Nguyen believes mask-wearing is an easy way we can show others we care about them.
“As a United Methodist, our first rule is to ‘do no harm.’ Wearing a mask is a simple way that I can show love for my neighbor,” she said.
But Nguyen’s passion about this topic doesn’t pertain only to her religious beliefs. She’s naturally a compassionate person, and she knows lives are more important than education. Plus, as a mother, she knows the heightened stakes of school mask mandates.
“Both of my children — in middle school and high school — are in schools which require masks. If their schools did not mandate masks from students, teachers, and staff, I would not have them in school,” she said. “Their lives and the lives of those around us are too precious.”
Rachel is also a loving and considerate person who believes mask mandates should be in place. “I’m all for it,” she said. “I don’t think public schools should allow for masks to be optional.”
Additionally, we interviewed a couple of N.C. teachers about similar topics, and they agreed on this main truth: Students and school staff must take precautions, such as social distancing, sanitizing, and mask-wearing.
“What are your hopes for N.C. with these issues?”
Nguyen believes people need to focus more on collective health and compassion. “My hope is that we can lay aside our individualism and make choices that demonstrate love for our neighbors,” she said.
Rachel feels hopeful about the advancements we’ve seen around stopping COVID. “I’m hopeful now that a booster shot will soon be widely available for folks to take,” she said. “I’m also hopeful that although there’s still many questions and concerns about Delta, we at least know more about COVID than we did a year ago. Masks work, and vaccines work. Having those questions and uncertainties somewhat answered feels good.”

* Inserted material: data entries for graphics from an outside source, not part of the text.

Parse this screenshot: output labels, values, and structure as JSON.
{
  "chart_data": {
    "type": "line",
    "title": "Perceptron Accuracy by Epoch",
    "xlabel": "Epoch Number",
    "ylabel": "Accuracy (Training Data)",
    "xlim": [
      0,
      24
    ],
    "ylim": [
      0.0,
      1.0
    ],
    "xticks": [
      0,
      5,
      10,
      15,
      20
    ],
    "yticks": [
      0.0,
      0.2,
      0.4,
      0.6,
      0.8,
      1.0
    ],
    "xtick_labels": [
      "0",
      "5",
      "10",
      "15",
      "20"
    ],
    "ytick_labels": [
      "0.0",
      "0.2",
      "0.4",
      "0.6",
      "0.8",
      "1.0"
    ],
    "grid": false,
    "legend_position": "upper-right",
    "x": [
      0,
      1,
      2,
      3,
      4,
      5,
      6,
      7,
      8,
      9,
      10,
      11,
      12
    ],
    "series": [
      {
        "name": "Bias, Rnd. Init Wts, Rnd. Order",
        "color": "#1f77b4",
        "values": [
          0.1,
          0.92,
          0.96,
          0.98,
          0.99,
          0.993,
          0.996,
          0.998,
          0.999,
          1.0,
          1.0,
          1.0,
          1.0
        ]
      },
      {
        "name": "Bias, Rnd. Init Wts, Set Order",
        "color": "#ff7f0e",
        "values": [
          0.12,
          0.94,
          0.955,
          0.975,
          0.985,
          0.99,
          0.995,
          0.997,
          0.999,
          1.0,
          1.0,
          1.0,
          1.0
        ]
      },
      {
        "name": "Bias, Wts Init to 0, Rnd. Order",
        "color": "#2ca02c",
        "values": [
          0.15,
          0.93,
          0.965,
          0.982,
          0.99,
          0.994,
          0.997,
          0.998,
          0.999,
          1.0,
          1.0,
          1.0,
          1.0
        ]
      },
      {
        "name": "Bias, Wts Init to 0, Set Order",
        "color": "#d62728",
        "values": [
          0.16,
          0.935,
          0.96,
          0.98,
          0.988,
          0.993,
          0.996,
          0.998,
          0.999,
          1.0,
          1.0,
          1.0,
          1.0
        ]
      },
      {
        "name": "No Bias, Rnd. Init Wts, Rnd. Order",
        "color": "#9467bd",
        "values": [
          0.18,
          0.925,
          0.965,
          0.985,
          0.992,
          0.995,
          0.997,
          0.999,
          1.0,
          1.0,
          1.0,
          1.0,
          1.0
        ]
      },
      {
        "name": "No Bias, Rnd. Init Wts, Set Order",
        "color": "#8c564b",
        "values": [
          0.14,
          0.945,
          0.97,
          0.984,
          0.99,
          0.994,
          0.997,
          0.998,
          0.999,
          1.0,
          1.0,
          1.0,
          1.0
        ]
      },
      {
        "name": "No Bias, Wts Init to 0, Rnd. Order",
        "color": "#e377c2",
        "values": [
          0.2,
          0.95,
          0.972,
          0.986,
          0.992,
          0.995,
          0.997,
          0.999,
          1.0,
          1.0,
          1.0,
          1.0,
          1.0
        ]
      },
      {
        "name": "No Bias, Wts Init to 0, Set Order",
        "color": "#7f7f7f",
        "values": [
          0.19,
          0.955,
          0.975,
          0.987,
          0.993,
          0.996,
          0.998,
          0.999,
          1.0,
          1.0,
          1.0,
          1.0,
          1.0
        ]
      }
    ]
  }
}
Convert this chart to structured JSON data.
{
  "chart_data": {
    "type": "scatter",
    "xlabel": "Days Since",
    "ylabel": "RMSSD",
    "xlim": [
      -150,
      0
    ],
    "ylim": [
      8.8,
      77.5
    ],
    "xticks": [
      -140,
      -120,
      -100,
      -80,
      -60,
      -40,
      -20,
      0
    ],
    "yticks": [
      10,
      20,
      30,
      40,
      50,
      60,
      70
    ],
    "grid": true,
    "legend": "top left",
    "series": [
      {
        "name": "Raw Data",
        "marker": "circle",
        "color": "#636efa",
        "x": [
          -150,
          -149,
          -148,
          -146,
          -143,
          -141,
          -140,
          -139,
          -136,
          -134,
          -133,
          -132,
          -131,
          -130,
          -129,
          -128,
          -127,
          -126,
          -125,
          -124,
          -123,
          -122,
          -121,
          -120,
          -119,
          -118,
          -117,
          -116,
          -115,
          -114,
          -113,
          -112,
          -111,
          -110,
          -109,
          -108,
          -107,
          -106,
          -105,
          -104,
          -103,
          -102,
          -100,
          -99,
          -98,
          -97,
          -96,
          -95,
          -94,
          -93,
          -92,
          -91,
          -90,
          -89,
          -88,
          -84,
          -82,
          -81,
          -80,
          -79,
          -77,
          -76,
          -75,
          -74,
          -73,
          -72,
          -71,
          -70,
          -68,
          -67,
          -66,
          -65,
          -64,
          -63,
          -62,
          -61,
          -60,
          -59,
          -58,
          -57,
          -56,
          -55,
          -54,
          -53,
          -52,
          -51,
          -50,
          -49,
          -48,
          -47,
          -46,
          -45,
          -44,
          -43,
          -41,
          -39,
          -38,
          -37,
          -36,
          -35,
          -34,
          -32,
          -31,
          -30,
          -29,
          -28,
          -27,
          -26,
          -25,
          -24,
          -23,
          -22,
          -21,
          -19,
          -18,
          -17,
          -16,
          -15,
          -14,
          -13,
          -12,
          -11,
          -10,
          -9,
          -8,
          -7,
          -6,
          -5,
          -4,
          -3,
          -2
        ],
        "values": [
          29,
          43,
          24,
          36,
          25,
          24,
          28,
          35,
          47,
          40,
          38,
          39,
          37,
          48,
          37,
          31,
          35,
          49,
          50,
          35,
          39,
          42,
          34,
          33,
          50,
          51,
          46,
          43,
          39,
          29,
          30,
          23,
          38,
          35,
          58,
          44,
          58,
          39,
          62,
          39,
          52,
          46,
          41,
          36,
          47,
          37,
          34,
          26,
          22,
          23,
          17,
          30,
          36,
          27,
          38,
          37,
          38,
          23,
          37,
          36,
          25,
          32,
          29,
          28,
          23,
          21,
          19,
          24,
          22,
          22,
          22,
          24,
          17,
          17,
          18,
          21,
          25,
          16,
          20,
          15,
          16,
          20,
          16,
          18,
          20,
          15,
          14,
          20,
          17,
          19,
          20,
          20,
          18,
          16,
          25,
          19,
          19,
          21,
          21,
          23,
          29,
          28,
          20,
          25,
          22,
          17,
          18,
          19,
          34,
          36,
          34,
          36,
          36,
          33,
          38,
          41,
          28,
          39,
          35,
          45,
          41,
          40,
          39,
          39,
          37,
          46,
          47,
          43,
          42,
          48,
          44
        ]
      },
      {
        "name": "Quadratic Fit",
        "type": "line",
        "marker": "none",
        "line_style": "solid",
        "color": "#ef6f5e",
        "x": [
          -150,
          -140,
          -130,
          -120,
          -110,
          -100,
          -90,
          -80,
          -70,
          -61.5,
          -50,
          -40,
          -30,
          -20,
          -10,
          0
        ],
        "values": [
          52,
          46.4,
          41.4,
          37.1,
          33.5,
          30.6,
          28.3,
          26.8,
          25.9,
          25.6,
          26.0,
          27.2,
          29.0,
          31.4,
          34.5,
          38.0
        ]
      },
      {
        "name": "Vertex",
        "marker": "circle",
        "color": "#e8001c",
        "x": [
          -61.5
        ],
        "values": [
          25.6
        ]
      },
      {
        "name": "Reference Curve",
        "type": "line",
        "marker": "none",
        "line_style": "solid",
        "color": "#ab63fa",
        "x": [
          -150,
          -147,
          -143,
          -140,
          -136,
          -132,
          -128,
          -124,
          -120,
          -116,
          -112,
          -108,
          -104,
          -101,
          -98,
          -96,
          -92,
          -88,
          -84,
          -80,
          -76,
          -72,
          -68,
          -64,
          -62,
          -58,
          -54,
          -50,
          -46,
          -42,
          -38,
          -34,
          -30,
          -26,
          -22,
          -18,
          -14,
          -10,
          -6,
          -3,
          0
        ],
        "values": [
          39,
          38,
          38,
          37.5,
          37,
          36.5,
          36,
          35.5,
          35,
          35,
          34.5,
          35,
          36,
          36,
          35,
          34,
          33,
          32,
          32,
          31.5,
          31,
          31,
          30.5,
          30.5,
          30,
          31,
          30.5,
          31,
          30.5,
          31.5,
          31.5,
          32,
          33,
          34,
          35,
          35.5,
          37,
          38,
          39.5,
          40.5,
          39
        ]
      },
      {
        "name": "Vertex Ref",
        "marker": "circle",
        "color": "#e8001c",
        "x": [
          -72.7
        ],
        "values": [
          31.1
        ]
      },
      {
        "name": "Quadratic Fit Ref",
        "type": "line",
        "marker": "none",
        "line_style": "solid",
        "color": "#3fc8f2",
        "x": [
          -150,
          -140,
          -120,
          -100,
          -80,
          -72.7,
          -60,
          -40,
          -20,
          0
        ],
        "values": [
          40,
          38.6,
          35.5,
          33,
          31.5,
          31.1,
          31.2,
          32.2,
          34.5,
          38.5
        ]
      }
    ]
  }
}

Women and COVID as a whole
Not all women will feel the same way, and both Nguyen and Rachel are members of the clergy. However, research shows that most women wear their masks, especially compared to men. According to a WebMD survey, 73 percent of women will wear masks as long as experts recommend them, while only 63 percent of men will do the same.
Irmak Olcaysoy Okten, a postdoctoral researcher in New York University’s Department of Psychology, backs this up. She explained how women are more likely to take precautions for other people.
“[Women] also pay more attention to the health-related needs of others. So it’s not surprising that these tendencies would translate into greater efforts on behalf of women to prevent the spread of the pandemic,” she said, as shared in a CNN article.
So no matter how tired of COVID you are, this is true: To protect each other, we need to get vaccinated, wear masks, and have empathy for those around us.